Dalam perjalanannya isi Pasang mengandung dua fungsi, yaitu sebagai sistem nilai budaya, dan yang kedua ialah sebagai sistem nilai kepercayaan. Sebagai sistem nilai budaya, Pasang menciptakan peran (sikap dan kelakuan) komunitas didalam bermasyarakat dan menghadapi lingkungannya. Adapun peran/fungsi Pasang sebagai sistem nilai kepercayaan/spiritual, Pasang melahirkan sikap mental komunitas terhadap kekuatan diluar dirinya. Kedua bentukan nilai dalam Pasang dilandasi oleh semangat Kamase-mase, yaitu hidup apa adanya dan berserah diri kepada Tu Rie’ A’ra’na (“Tuhan”).
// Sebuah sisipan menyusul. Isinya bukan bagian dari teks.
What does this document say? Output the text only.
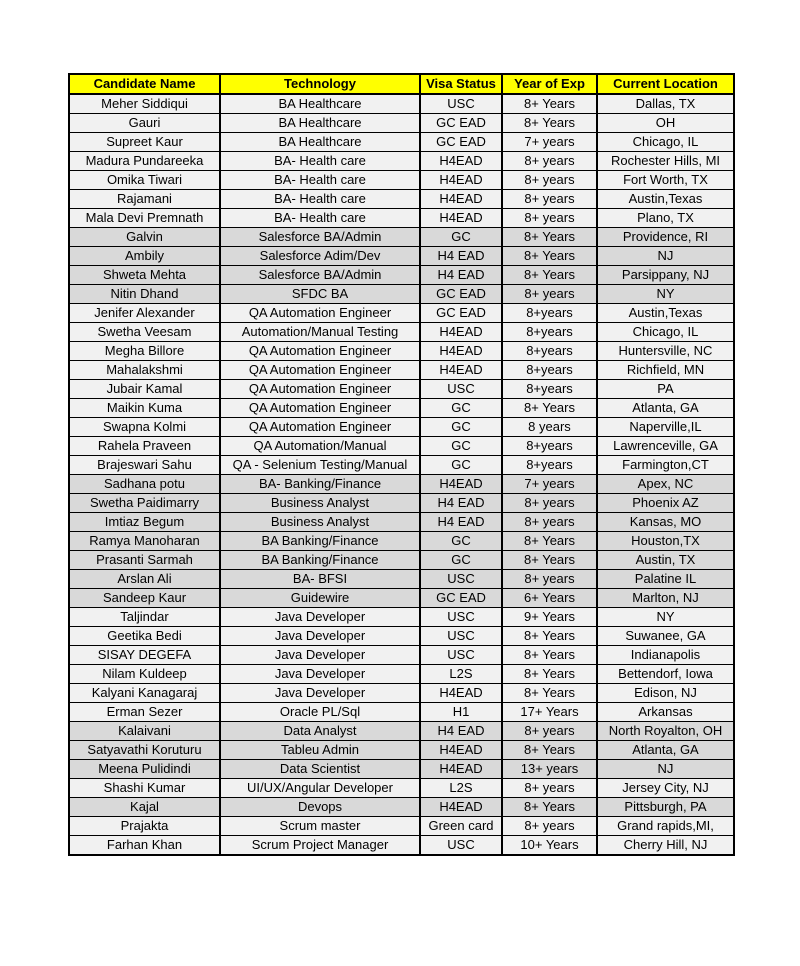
Candidate Name	Technology	Visa Status	Year of Exp	Current Location
Meher Siddiqui	BA Healthcare	USC	8+ Years	Dallas, TX
Gauri	BA Healthcare	GC EAD	8+ Years	OH
Supreet Kaur	BA Healthcare	GC EAD	7+ years	Chicago, IL
Madura Pundareeka	BA- Health care	H4EAD	8+ years	Rochester Hills, MI
Omika Tiwari	BA- Health care	H4EAD	8+ years	Fort Worth, TX
Rajamani	BA- Health care	H4EAD	8+ years	Austin,Texas
Mala Devi Premnath	BA- Health care	H4EAD	8+ years	Plano, TX
Galvin	Salesforce BA/Admin	GC	8+ Years	Providence, RI
Ambily	Salesforce Adim/Dev	H4 EAD	8+ Years	NJ
Shweta Mehta	Salesforce BA/Admin	H4 EAD	8+ Years	Parsippany, NJ
Nitin Dhand	SFDC BA	GC EAD	8+ years	NY
Jenifer Alexander	QA Automation Engineer	GC EAD	8+years	Austin,Texas
Swetha Veesam	Automation/Manual Testing	H4EAD	8+years	Chicago, IL
Megha Billore	QA Automation Engineer	H4EAD	8+years	Huntersville, NC
Mahalakshmi	QA Automation Engineer	H4EAD	8+years	Richfield, MN
Jubair Kamal	QA Automation Engineer	USC	8+years	PA
Maikin Kuma	QA Automation Engineer	GC	8+ Years	Atlanta, GA
Swapna Kolmi	QA Automation Engineer	GC	8 years	Naperville,IL
Rahela Praveen	QA Automation/Manual	GC	8+years	Lawrenceville, GA
Brajeswari Sahu	QA - Selenium Testing/Manual	GC	8+years	Farmington,CT
Sadhana potu	BA- Banking/Finance	H4EAD	7+ years	Apex, NC
Swetha Paidimarry	Business Analyst	H4 EAD	8+ years	Phoenix AZ
Imtiaz Begum	Business Analyst	H4 EAD	8+ years	Kansas, MO
Ramya Manoharan	BA Banking/Finance	GC	8+ Years	Houston,TX
Prasanti Sarmah	BA Banking/Finance	GC	8+ Years	Austin, TX
Arslan Ali	BA- BFSI	USC	8+ years	Palatine IL
Sandeep Kaur	Guidewire	GC EAD	6+ Years	Marlton, NJ
Taljindar	Java Developer	USC	9+ Years	NY
Geetika Bedi	Java Developer	USC	8+ Years	Suwanee, GA
SISAY DEGEFA	Java Developer	USC	8+ Years	Indianapolis
Nilam Kuldeep	Java Developer	L2S	8+ Years	Bettendorf, Iowa
Kalyani Kanagaraj	Java Developer	H4EAD	8+ Years	Edison, NJ
Erman Sezer	Oracle PL/Sql	H1	17+ Years	Arkansas
Kalaivani	Data Analyst	H4 EAD	8+ years	North Royalton, OH
Satyavathi Koruturu	Tableu Admin	H4EAD	8+ Years	Atlanta, GA
Meena Pulidindi	Data Scientist	H4EAD	13+ years	NJ
Shashi Kumar	UI/UX/Angular Developer	L2S	8+ years	Jersey City, NJ
Kajal	Devops	H4EAD	8+ Years	Pittsburgh, PA
Prajakta	Scrum master	Green card	8+ years	Grand rapids,MI,
Farhan Khan	Scrum Project Manager	USC	10+ Years	Cherry Hill, NJ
Ide-ide spiritual untuk tujuan keduniaan, membentuk pola hidup Akkamase-mase seperti disebutkan di atas. Sedang untuk tujuan keakheratan melalui kepercayaan Patuntung, membentuk keyakinan adanya kehidupan yang kekal sesudah berakhirnya kehidupan dunia yang fana ini.
Menurut Pasang, Inne linoa pammari-mariangji, Ahera pammantangngang kara’ra’kang (satuli-tuli). Artinya : “Dunia ini hanya tempat persinggahan, hari kemudian adalah kehidupan yang kekal abadi.”